Pour ma remise en cause des lectures de Brunel et Molino, cela se joue au plan de l'enchaînement des deux alinéas suivants :
La charité est cette clef. - Cette inspiration prouve que j'ai rêvé !"Tu resteras hyène, etc..." se récrie le démon [...]
Pierre Brunel pensait que le démon se récriait parce que le poète refusait l'inspiration de la charité. Jean Molino, ayant qualifié cette lecture de non-sens, a considéré que l'inspiration n'était pas que la charité puisse être une clef du festin ancien, alors même que l'unité de l'alinéa l'imposait, mais que l'inspiration rejetée c'était toutes ces actions de révolte revendiquées par le poète. Les rimbaldiens n'ont pas tous traités par la suite du livre Une saison en enfer ou de cette prose liminaire, mais ceux qui l'ont fait sont victimes de la dimension confuse introduite par les réflexions successives de Pierre Brunel et Jean Molino. Une des idées, c'est que, comme le démon a couronné le poète de pavots, le rêve est forcément plein de visions infernales. J'ai clairement posé qu'il y avait deux rêves à distinguer. Le festin est un souvenir incertain, et s'il cesse d'être un souvenir, il devient rêve. C'est ce qui se passe dans le récit qui ouvre Une saison en enfer. Ce que dit explicitement la satire de Rimbaud, c'est que ce festin suppose la pratique de la charité. La charité est la voie d'accès à ce festin. Or, le poète va le dire dans "Mauvais sang", il n'a "jamais été chrétien". Le poète ne remet pas en cause que la charité soit la clef du festin, il dit directement que ce festin était un rêve. Ne pas comprendre cela, c'est renoncer à lire Une saison en enfer.

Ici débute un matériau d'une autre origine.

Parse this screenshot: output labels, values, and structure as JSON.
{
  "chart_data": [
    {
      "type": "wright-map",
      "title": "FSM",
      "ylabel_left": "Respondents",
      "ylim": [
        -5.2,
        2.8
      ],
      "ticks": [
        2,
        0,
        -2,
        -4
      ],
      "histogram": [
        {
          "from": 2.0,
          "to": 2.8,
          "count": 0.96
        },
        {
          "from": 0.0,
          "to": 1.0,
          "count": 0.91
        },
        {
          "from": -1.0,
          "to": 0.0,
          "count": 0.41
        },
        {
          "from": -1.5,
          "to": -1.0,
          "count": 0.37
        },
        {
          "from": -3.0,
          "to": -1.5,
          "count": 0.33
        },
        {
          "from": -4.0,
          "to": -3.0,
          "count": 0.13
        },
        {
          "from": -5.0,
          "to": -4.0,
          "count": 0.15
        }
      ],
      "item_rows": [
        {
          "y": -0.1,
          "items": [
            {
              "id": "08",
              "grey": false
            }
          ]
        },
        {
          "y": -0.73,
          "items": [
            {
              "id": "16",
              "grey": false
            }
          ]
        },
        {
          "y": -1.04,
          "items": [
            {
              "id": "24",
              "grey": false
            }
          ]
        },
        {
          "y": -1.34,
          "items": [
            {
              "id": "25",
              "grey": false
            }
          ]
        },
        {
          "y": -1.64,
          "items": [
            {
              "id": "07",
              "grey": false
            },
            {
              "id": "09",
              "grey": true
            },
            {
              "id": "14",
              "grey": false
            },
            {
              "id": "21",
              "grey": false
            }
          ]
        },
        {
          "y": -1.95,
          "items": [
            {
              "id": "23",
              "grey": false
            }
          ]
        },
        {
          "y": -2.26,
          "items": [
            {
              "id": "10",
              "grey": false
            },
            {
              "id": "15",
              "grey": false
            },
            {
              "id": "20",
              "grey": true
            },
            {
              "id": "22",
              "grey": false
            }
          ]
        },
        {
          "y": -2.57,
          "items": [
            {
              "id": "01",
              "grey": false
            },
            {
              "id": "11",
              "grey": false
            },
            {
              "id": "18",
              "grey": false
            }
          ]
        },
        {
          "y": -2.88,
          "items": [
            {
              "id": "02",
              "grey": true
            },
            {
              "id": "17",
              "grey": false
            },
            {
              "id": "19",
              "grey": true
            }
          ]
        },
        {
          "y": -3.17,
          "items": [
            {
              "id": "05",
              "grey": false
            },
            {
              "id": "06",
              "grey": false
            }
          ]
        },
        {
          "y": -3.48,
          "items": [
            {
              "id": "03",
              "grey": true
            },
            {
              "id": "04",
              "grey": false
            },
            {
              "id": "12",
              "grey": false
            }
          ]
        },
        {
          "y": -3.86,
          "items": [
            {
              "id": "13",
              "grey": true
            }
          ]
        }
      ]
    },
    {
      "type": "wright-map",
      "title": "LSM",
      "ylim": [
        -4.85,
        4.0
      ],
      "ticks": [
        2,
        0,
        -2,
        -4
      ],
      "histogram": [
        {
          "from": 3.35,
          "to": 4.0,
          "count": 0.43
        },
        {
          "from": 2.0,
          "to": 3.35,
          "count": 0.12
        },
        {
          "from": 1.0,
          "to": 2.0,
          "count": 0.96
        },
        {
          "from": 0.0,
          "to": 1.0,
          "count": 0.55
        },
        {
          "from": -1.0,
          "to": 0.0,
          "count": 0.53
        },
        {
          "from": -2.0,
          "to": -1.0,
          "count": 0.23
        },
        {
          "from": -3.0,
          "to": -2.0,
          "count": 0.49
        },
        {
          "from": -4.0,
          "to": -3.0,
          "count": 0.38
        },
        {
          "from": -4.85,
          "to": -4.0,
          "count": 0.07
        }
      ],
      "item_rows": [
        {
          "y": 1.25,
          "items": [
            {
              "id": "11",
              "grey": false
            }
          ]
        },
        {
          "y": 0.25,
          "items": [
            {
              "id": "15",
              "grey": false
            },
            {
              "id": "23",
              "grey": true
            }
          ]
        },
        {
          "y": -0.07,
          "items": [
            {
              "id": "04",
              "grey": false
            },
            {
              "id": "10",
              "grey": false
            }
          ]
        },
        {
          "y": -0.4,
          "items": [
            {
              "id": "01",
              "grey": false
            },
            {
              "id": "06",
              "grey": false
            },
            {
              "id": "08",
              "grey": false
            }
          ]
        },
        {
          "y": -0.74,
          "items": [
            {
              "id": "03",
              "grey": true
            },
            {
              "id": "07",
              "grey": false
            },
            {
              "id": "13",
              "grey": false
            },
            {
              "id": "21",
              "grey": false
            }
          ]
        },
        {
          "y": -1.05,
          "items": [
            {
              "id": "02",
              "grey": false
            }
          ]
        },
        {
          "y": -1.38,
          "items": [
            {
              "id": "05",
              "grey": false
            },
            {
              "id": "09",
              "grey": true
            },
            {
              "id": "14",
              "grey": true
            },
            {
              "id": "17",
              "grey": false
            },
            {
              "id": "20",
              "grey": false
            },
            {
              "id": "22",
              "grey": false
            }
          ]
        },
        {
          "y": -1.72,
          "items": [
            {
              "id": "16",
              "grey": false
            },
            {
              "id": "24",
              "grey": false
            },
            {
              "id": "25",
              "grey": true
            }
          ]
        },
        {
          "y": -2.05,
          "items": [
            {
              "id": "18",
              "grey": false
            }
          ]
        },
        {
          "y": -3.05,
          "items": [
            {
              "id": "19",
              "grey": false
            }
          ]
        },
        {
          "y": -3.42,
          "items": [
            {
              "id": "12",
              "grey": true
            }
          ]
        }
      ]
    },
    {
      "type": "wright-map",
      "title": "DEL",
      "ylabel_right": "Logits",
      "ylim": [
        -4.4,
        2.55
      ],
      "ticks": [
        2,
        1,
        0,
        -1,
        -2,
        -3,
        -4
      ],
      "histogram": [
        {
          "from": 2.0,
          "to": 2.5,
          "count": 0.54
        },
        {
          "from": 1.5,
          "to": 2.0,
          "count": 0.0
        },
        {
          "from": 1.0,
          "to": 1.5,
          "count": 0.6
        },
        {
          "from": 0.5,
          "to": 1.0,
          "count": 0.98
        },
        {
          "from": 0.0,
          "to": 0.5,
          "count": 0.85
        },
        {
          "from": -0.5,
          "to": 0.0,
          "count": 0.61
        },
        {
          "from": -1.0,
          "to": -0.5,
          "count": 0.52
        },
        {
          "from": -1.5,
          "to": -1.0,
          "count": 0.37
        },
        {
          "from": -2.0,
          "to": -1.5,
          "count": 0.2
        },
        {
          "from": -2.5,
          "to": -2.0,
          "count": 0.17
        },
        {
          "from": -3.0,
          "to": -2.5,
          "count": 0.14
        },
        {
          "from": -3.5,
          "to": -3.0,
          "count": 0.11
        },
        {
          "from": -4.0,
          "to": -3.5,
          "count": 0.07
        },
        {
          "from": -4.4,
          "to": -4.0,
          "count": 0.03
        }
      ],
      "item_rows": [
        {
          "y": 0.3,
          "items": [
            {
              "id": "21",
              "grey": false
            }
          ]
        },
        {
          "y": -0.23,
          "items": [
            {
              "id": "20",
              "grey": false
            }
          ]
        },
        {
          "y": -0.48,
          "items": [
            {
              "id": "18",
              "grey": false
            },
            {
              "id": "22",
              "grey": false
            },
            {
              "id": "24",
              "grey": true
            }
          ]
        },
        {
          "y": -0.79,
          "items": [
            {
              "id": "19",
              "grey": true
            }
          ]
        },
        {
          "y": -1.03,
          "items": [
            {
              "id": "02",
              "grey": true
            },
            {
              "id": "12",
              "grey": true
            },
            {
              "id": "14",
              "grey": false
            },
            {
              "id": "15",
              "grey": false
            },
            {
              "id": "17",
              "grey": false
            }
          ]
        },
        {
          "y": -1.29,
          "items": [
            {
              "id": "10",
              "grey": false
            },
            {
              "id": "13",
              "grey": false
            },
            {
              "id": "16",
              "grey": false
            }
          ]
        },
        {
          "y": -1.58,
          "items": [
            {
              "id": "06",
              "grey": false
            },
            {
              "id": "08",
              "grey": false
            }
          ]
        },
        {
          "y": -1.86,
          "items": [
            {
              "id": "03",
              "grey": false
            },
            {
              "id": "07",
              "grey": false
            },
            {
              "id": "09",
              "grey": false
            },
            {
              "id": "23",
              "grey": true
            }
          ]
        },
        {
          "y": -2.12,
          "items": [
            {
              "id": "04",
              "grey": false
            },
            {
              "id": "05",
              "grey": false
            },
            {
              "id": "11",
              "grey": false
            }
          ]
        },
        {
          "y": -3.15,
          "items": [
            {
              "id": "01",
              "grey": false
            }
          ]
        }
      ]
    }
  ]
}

Lire une satire et ne pas identifier la satire, ça pose problème.
Il s'agit bien sûr de la charité chrétienne, ce que prouve la présence proche d'une autre vertu théologale étouffée par le poète, l'espérance, ainsi que la mention des "péchés capitaux". L'erreur de Brunel, c'est que le démon se récrie non pas pour le refus de croire au festin, mais parce que le poète songe à échappe au "dernier couac". Il le dit clairement avec l'injonction "gagne la mort", dont j'ai commenté la perfide inversion "perds la vie". Brunel dit que le démon se récrie parce que le poète refuse la charité, Molino dit que le démon se récrie parce que le poète ne croit pas aux scènes de révolte qu'il vient de décrire. Deux belles erreurs de lecture qui se corrigent aisément. Ce que je dis est imparable et logique. Il y a donc bien deux rêves. Le premier du festin est rejeté, le second est celui des pavots du démon qui endorment la conscience du poète pour l'attirer vers la mort. Les rimbaldiens n'ont pas à s'acharner à lier les "pavots" à la mention "Cette inspiration prouve que j'ai rêvé'". Il y a bien deux rêves ou deux sommeils en présence. Point barre.
Et ceci ruine un autre aspect de la lecture de Molino qui prétendait que la charité n'était pas à prendre au sens chrétien, mais dans un sens laïc, commun, cela au mépris d'une opposition claire des catégories : vertus théologales et cardinales contre sept péchés capitaux. Si Rimbaud mentionne "espérance", "charité" et "justice", deux vertus théologales et une vertu cardinale, face à la mention "péchés capitaux" et face à l'égrènement des noms de ces péchés capitaux dans Une saison en enfer, c'est anecdotique et secondaire pour Molino.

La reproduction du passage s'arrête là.